# recommendation



## jesuslives31548 (May 10, 2008)

Hello

Im currently running around 50-60 hives. We are planning on making increases this year and not honey. Hopelfully 100 or so. I'm looking for a flat bed for a 99 toyota tacomma extended cab 4x4. Most of my yards are in swamp area's down beat out logging roads. Anyone use a truck this small, or have a flat bed on a small truck?


----------



## alpha6 (May 12, 2008)

You can get a flatbed for just about any vehicle. With regards to your truck, I don't think it would be a problem hauling supers on it, but not sure if you could haul many hives with it especially if they are on pallets.

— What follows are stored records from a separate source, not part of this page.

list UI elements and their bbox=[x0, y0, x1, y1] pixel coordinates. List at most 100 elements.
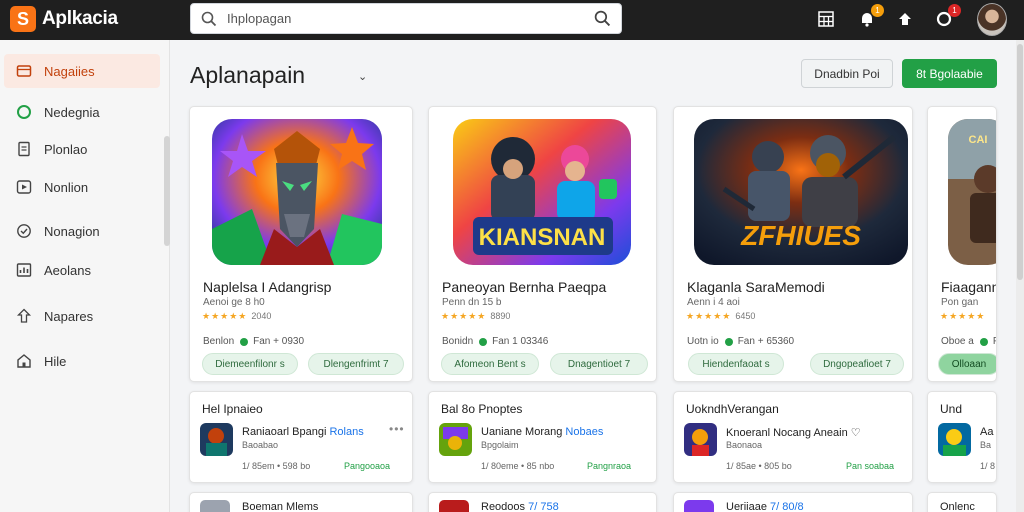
sidebar-item-label: Nedegnia bbox=[44, 104, 100, 120]
list-item-meta: 1/ 80eme • 85 nbo bbox=[481, 461, 555, 471]
app-artwork[interactable]: ZFHIUES bbox=[694, 119, 908, 265]
sidebar-item-hile[interactable]: Hile bbox=[4, 344, 160, 378]
scrollbar-thumb[interactable] bbox=[1017, 44, 1023, 280]
star-rating: ★★★★★ bbox=[940, 311, 985, 322]
status-dot-icon bbox=[240, 337, 249, 346]
list-item-subtitle: Bpgolaim bbox=[481, 440, 519, 450]
list-card-header: Und bbox=[940, 402, 963, 416]
tag-chip[interactable]: Afomeon Bent s bbox=[441, 353, 539, 375]
list-thumbnail[interactable] bbox=[439, 500, 469, 512]
app-name[interactable]: Naplelsa I Adangrisp bbox=[203, 279, 331, 295]
chevron-down-icon[interactable]: ⌄ bbox=[358, 70, 367, 83]
list-card: Bal 8o Pnoptes Uaniane Morang Nobaes Bpg… bbox=[428, 391, 657, 483]
list-item-title[interactable]: Reodoos 7/ 758 bbox=[481, 501, 559, 512]
favorite-heart-icon[interactable]: ♡ bbox=[851, 427, 861, 439]
tag-chip[interactable]: Dlengenfrimt 7 bbox=[308, 353, 404, 375]
list-item-action[interactable]: Pan soabaa bbox=[846, 461, 894, 471]
search-submit-icon[interactable] bbox=[594, 10, 611, 27]
list-item-tag: Rolans bbox=[329, 426, 364, 438]
app-name[interactable]: Klaganla SaraMemodi bbox=[687, 279, 825, 295]
app-artwork[interactable] bbox=[212, 119, 382, 265]
upload-icon bbox=[16, 308, 32, 324]
list-item-subtitle: Baonaoa bbox=[726, 440, 763, 450]
tag-chip[interactable]: Diemeenfilonr s bbox=[202, 353, 298, 375]
list-thumbnail[interactable] bbox=[200, 423, 233, 456]
list-card: Onlenc bbox=[927, 492, 997, 512]
rating-count: 2040 bbox=[251, 311, 272, 321]
list-item-title[interactable]: Knoeranl Nocang Aneain ♡ bbox=[726, 426, 861, 439]
alert-icon[interactable]: 1 bbox=[933, 4, 961, 30]
artwork-title-text: KIANSNAN bbox=[479, 224, 606, 251]
app-artwork[interactable]: CAI bbox=[948, 119, 996, 265]
list-item-title[interactable]: Aa bbox=[980, 426, 993, 438]
shield-icon bbox=[16, 223, 32, 239]
sidebar: Nagaiies Nedegnia Plonlao Nonlion Nonagi… bbox=[0, 40, 170, 512]
meta-right: Fa bbox=[993, 336, 996, 347]
list-card-header: UokndhVerangan bbox=[686, 402, 779, 416]
circle-icon bbox=[16, 104, 32, 120]
grid-menu-icon[interactable] bbox=[815, 8, 837, 30]
list-item-tag: Nobaes bbox=[565, 426, 604, 438]
app-card[interactable]: CAI Fiaagann Pon gan ★★★★★ Oboe a Fa Ollo… bbox=[927, 106, 997, 382]
list-thumbnail[interactable] bbox=[200, 500, 230, 512]
sidebar-item-nonlion[interactable]: Nonlion bbox=[4, 170, 160, 204]
play-icon bbox=[16, 179, 32, 195]
sidebar-item-nonagion[interactable]: Nonagion bbox=[4, 214, 160, 248]
app-card[interactable]: KIANSNAN Paneoyan Bernha Paeqpa Penn dn … bbox=[428, 106, 657, 382]
sidebar-item-plonlao[interactable]: Plonlao bbox=[4, 132, 160, 166]
list-item-action[interactable]: Pangnraoa bbox=[587, 461, 631, 471]
list-item-title[interactable]: Raniaoarl Bpangi Rolans bbox=[242, 426, 364, 438]
app-artwork[interactable]: KIANSNAN bbox=[453, 119, 631, 265]
tag-chip[interactable]: Dngopeafioet 7 bbox=[810, 353, 904, 375]
list-item-meta: 1/ 85em • 598 bo bbox=[242, 461, 311, 471]
secondary-action-button[interactable]: Dnadbin Poi bbox=[801, 59, 893, 88]
sidebar-item-nagaiies[interactable]: Nagaiies bbox=[4, 54, 160, 88]
app-meta: Benlon Fan + 0930 bbox=[203, 336, 304, 347]
app-meta: Oboe a Fa bbox=[941, 336, 996, 347]
tag-chip[interactable]: Dnagentioet 7 bbox=[550, 353, 648, 375]
sync-icon[interactable] bbox=[894, 8, 916, 30]
search-icon[interactable] bbox=[201, 11, 217, 27]
sidebar-item-aeolans[interactable]: Aeolans bbox=[4, 253, 160, 287]
app-card[interactable]: ZFHIUES Klaganla SaraMemodi Aenn i 4 aoi… bbox=[673, 106, 913, 382]
list-thumbnail[interactable] bbox=[684, 500, 714, 512]
stars-icon: ★★★★★ bbox=[940, 311, 986, 321]
list-item-tag: 7/ 758 bbox=[528, 501, 559, 512]
logo-mark-icon: S bbox=[10, 6, 36, 32]
list-item-title[interactable]: Uaniane Morang Nobaes bbox=[481, 426, 603, 438]
star-rating: ★★★★★ 2040 bbox=[202, 311, 271, 322]
list-thumbnail[interactable] bbox=[938, 423, 971, 456]
main-scrollbar[interactable] bbox=[1016, 40, 1024, 512]
sidebar-item-label: Aeolans bbox=[44, 262, 91, 278]
page-title: Aplanapain bbox=[190, 62, 306, 88]
notification-bell-icon[interactable]: 1 bbox=[856, 4, 884, 30]
more-options-icon[interactable]: ••• bbox=[389, 422, 405, 436]
meta-left: Bonidn bbox=[442, 336, 474, 347]
tag-chip[interactable]: Hiendenfaoat s bbox=[688, 353, 784, 375]
primary-action-button[interactable]: 8t Bgolaabie bbox=[902, 59, 997, 88]
search-bar bbox=[190, 3, 622, 34]
app-card[interactable]: Naplelsa I Adangrisp Aenoi ge 8 h0 ★★★★★… bbox=[189, 106, 413, 382]
app-name[interactable]: Paneoyan Bernha Paeqpa bbox=[442, 279, 606, 295]
search-input[interactable] bbox=[227, 11, 594, 26]
list-item-title[interactable]: Onlenc bbox=[940, 501, 975, 512]
app-name[interactable]: Fiaagann bbox=[941, 279, 996, 295]
user-avatar[interactable] bbox=[977, 3, 1007, 36]
sidebar-item-napares[interactable]: Napares bbox=[4, 299, 160, 333]
app-logo[interactable]: S Aplkacia bbox=[10, 6, 118, 32]
list-card: Hel Ipnaieo Raniaoarl Bpangi Rolans ••• … bbox=[189, 391, 413, 483]
sidebar-item-nedegnia[interactable]: Nedegnia bbox=[4, 95, 160, 129]
list-thumbnail[interactable] bbox=[439, 423, 472, 456]
list-item-title[interactable]: Ueriiaae 7/ 80/8 bbox=[726, 501, 804, 512]
list-thumbnail[interactable] bbox=[684, 423, 717, 456]
sidebar-scrollbar[interactable] bbox=[164, 136, 170, 246]
list-item-title[interactable]: Boeman Mlems bbox=[242, 501, 318, 512]
rating-count: 6450 bbox=[735, 311, 756, 321]
app-developer: Aenn i 4 aoi bbox=[687, 297, 740, 308]
artwork-title-text: CAI bbox=[969, 134, 988, 146]
status-dot-icon bbox=[724, 337, 733, 346]
chart-icon bbox=[16, 262, 32, 278]
list-item-action[interactable]: Pangooaoa bbox=[344, 461, 390, 471]
list-item-subtitle: Baoabao bbox=[242, 440, 279, 450]
tag-chip[interactable]: Olloaan bbox=[938, 353, 996, 375]
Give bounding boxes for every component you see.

I guess it would depend on how many trips you wanted to make and how many hives you run in your yards.


----------



## jesuslives31548 (May 10, 2008)

Most of the years are 10 hives. I use it now with the standardard bed. I prices some of the factory built beds.....wow..... metal in high. I thought about making it, just looking around for idea. I may buy and older full size and make it a flat bed.


----------



## high rate of speed (Jan 4, 2008)

We have a 1988 isuzu 2wd,flatbed.The most we can haul is a pallett of combs[60 supers] give or take.other wise for for working or treating it is a perfect grocery getter.


----------



## eaglesbee (May 3, 2004)

I have a 1989 Toyota long bed. I welded up a bed for it 
It is light and strong I us it for nuc and feeding & boxes of comb for every thing.I love it for the what I need to do 350 hives and I get 23 MPG toboot 
When I move bees I us a 5th wheel trailer

would like to post a pic but do not know how?


----------



## jesuslives31548 (May 10, 2008)

*pic*

Would like to see it. Email them the [email protected]


----------



## tecumseh (Apr 26, 2005)

I might suggest that given your location a metal/wood bed could be an advantage.


----------